Toque macaques are brown and white, and they have a small patch of fur on the top of their head that looks like a little hat. That's actually where they get their name: a 'toque' is a type of small cap. This species can grow to be up to four feet long, but half or more of that is tail! They are the smallest macaque species, but they have the longest tail in relation to their body size.

Family Life

These monkeys are quite social. They live in groups of up to 40, and usually there are twice as many females as males in each group. The groups have a clear hierarchy of dominance that is affected by age and by sex. For example, the oldest males are at the top, then the younger adult males, followed by females. Infants and non-adults hold the lowest rank, though a mother's rank can affect the rank of her baby.

Roles within the group are split by sex as well. Females are completely responsible for infant care. Males have very little to do with babies, but they will break up fights between younger group members. All individuals in a group participate in social grooming. This keeps them connected to other group members. Toque macaques often stay with the same group for life, but some young males will switch to a different group.
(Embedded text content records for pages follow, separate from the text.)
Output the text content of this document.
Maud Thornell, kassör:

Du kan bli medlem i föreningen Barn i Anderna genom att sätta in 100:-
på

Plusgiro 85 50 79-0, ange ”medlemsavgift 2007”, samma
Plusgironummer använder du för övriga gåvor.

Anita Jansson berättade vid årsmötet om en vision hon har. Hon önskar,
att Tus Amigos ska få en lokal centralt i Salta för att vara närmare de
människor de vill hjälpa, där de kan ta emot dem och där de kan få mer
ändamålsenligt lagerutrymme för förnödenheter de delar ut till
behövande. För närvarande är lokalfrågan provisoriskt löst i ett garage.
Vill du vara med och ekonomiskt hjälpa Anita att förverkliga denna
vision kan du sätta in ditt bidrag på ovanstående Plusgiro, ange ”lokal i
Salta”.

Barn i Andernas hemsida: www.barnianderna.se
Toque macaques participate in social grooming
Toque macaque grooming

Diet and Communication

Toque macaques are omnivores, which means they eat both plants and animals. Their main diet is fruit along with flowers and leaves. However, they eat insects, lizards, and even birds as added protein. Toque macaques have been known to raid crops as well, eating human-grown food such as rice and coconuts. During the dry season, these monkeys must make regular trips to a water source because their food does not contain the water they need.

Vocal communication is the main communication method of these monkeys. Scientists have recorded about 30 different calls. For example, toque macaques have an alarm call to let the group know there is danger, and a call for when they are playing. Females will use scent communication to let males know they are ready to mate.